Einer der brutalsten Aufseher war Kurt, der Österreicher, wie wir ihn nannten, der es besonders auf uns Kinder abgesehen hatte. Er schlug und prügelte uns immer, wenn er uns bloß sah. Eines Tages holte er mich aus der Baracke in sein Zimmer, und als ich reinkam, glaubte ich zu träumen. Es war warm, hell, und der Tisch war voll Essen, und er sagte, ich dürfe mir nehmen, soviel ich wolle. Ich dachte nicht lange nach, warum er auf einmal so freundlich war, sondern schlug mir den Bauch voll, ohne mich auch nur zu fragen oder misstrauisch zu werden. Wenn man halb verhungert ist, kommt zuerst das Essen und dann erst das Denken. Spät in der Nacht aber stand auf einmal Kurt, der Österreicher, vor meiner Pritsche, und ich musste aufstehen und mit ihm gehen. Mein Bruder, der das sah, fing zu weinen an, weil er glaubte, der erschlägt mich jetzt. Kurt brachte mich in seinen Raum, und ich musste mich ausziehen und drehen, und er sah mich lange von allen Seiten an, während er offenbar immer erregter wurde. Plötzlich warf er mir meine Kleider zu und warf mich nackt, wie ich war, aus dem Zimmer in den Schnee hinaus und schrie, ich solle mich zurück in die Baracke scheren. Später erst habe ich erfahren, dass ich der jüngste Häftling in Buchenwald war und seine Aufmerksamkeit erregt hatte.

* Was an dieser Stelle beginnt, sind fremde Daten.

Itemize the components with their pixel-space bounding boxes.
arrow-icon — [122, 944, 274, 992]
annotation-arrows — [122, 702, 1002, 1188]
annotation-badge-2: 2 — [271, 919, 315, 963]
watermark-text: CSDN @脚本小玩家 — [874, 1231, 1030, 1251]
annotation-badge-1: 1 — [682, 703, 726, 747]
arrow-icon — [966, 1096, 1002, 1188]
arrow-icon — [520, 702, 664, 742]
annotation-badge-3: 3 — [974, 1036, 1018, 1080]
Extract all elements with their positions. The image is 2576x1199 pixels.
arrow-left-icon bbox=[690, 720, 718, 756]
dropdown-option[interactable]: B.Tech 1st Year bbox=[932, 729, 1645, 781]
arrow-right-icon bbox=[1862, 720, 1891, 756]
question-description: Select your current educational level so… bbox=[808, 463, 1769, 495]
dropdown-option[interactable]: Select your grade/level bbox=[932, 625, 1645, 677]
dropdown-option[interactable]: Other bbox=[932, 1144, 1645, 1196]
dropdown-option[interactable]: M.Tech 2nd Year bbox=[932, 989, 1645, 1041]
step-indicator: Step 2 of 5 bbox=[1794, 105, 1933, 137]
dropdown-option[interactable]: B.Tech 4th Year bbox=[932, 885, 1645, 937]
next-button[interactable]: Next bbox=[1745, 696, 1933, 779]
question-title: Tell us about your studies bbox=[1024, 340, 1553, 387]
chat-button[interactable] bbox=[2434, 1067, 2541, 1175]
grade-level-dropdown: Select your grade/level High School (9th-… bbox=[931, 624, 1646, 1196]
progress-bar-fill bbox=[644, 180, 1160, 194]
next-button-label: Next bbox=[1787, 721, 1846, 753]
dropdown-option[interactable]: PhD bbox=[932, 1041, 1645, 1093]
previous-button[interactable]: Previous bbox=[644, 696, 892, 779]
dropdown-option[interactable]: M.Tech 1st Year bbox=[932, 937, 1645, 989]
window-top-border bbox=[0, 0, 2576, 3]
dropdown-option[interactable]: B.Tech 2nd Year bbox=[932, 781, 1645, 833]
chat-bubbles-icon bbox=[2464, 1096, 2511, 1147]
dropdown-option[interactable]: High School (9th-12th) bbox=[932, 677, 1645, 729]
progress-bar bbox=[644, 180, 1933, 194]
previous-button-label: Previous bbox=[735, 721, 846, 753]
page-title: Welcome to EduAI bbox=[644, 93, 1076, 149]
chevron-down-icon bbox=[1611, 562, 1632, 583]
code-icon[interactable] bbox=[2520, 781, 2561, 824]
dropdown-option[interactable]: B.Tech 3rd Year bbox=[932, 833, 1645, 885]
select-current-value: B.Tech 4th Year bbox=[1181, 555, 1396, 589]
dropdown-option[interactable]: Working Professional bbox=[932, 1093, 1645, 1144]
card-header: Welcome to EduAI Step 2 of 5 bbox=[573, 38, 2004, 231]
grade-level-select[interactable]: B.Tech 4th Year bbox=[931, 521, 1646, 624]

Weil aber die Alliierten immer näher kamen, wurden wir Anfang 1945 von Buchenwald nach Flossenbürg verlegt. Wir wurden mit dem Zug, mit Lastautos und zu Fuß hingebracht. Es waren Hunderte von Zigeunern dort, und wir haben uns zusammengeschlossen, weil wir gefühlt haben, dass es jetzt darauf ankommt, nur noch ein paar Monate zu überleben, dann würde das Dritte Reich am Ende sein, und wir wären wieder frei.
* Dieses Ereignis ist historisch nicht belegt. Vermutlich spiegelt diese Beschreibung die im September 1944 durch die SS erfolgte Zusammentreibung aller Sinti- und Roma-Kinder des Lagers wider, die dann nach Auschwitz abtransportiert wurden.